Angola, Bangladesh, Benin, Burkina Faso, Burundi, Cambodia, Cameroon, Central African Republic, Comoros, Republic of the Congo (Brazzaville), Democratic Republic of the Congo (Kinshasa), Ivory Coast, Ecuador, Ecuador, Ethiopia, Guinea, India, Indonesia, Iran, Kenya, Kuwait, Liberia, Madagascar, Malawi, Mali, Mauritania, Mexico, Mozambique, Niger, Senegal, Sierra Leone, Togo, Uzbekistan.
Most of the countries or regions listed above require the inspection of goods exceeding a certain value of goods. However, in some cases, all imported products must be inspected, regardless of their value.
PSI regulations are frequently changed and contracts for pre-shipment inspection are periodically inspected.
Although the importer is usually responsible for arranging the pre-shipment inspection, the exporter must inspect the goods in the country of origin.
The importer opens the import document or license.
The importer shall notify the inspection service department of the importing country of the goods to be shipped, and shall pay the inspection fee in advance or a certain percentage according to the terms of the inspection contract of the importing country.
The inspection sheet is forwarded to the inspection company office in the exporting country.

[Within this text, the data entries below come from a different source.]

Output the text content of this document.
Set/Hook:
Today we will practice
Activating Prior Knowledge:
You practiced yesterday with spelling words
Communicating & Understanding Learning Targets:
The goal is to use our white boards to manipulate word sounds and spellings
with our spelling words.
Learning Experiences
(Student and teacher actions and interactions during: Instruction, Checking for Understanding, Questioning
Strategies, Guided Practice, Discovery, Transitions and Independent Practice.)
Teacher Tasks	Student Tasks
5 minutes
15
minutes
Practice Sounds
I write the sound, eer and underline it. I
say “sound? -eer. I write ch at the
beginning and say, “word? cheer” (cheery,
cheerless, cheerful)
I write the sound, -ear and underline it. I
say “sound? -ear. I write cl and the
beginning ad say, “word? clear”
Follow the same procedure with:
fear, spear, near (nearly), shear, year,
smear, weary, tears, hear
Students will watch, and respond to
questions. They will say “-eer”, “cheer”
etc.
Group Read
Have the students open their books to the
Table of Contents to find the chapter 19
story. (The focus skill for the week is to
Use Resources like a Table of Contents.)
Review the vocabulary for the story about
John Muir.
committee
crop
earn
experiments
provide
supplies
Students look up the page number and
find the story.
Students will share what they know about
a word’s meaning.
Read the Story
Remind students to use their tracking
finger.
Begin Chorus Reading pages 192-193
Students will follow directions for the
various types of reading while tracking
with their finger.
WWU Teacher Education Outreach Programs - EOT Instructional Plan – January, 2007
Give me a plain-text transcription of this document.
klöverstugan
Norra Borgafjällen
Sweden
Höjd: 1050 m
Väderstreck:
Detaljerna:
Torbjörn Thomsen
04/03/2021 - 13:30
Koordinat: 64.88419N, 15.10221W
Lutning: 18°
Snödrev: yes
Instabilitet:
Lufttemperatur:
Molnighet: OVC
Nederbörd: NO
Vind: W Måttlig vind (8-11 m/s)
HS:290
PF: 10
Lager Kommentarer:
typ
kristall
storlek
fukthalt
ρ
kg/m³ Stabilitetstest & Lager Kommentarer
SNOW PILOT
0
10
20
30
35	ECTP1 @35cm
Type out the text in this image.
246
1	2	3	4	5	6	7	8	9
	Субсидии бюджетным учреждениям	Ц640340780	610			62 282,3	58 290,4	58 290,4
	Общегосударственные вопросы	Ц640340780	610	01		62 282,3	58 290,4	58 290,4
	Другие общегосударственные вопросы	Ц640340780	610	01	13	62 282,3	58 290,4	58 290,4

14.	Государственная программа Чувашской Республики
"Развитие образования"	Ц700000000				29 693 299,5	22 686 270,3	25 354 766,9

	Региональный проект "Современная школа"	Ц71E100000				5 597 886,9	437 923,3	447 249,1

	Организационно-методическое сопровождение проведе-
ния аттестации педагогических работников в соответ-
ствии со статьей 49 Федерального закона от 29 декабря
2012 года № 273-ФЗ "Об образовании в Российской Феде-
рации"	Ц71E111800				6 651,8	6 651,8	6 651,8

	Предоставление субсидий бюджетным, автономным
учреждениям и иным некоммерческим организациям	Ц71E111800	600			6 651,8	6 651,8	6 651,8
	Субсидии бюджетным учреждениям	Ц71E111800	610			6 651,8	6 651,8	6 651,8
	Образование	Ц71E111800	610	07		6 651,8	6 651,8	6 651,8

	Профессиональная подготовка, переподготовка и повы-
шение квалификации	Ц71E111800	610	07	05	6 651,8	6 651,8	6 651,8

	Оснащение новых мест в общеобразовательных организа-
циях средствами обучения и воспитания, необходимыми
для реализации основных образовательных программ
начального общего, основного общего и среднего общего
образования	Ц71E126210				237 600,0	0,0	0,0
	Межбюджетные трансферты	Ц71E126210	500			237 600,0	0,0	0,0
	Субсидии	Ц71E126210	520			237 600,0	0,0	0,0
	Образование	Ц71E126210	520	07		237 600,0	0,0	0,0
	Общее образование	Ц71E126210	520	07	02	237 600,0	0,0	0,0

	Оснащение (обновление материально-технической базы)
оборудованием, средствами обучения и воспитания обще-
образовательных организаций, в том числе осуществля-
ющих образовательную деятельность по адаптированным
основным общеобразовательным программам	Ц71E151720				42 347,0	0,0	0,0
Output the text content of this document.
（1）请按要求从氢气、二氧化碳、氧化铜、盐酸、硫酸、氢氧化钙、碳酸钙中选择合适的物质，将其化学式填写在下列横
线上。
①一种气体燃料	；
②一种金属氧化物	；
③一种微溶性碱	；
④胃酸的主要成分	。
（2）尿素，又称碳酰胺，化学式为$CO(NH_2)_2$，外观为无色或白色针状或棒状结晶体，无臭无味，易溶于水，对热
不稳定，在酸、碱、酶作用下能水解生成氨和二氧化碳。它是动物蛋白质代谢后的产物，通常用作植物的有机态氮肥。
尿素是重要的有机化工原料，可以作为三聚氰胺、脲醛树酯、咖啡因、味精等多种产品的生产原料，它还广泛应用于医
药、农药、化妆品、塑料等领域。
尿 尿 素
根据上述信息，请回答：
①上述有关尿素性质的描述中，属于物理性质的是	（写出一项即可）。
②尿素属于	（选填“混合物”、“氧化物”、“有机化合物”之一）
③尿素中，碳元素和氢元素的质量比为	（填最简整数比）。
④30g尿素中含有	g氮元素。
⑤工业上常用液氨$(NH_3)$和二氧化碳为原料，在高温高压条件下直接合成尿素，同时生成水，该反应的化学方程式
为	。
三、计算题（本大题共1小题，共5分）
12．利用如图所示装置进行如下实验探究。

The inspection company contacts the exporter to arrange the date, time and place of the inspection. It also requires all required shipping documents and price information (invoices). Exporters must provide these documents in a timely manner to avoid demurrage charges or other fines.
Conduct the inspection.
If no difference are found during the inspection and all final documents are received from the importer and exporter, a "found cleaning report" will be issued to confirm the value of shipment, customs classification and clearance. The final document required to issue a "clear report of findings" varies by contract, but in most cases includes the final invoice and bill of lading or airline note.
Goods are shipped to the importing country.
The importer uses the inspection reports to obtain the imported goods released by the customs. If goods reach the importing country border without inspection, they must usually be re-exported to nearby countries for inspection before re-entry, or they face heavy penalties.
If there is disagreement on the findings of the pre-shipment inspection, the differences shall be negotiated with the inspection company. However, if exports are made to world Trade Organization (WTO) members, the WTO Pre-shipment Inspection Agreement states the responsibilities of exporters and inspection companies. The agreement requires the inspection company to appoint an appeal officer and comply with the agreement guidelines when providing pre-shipment inspection services to the signatory country.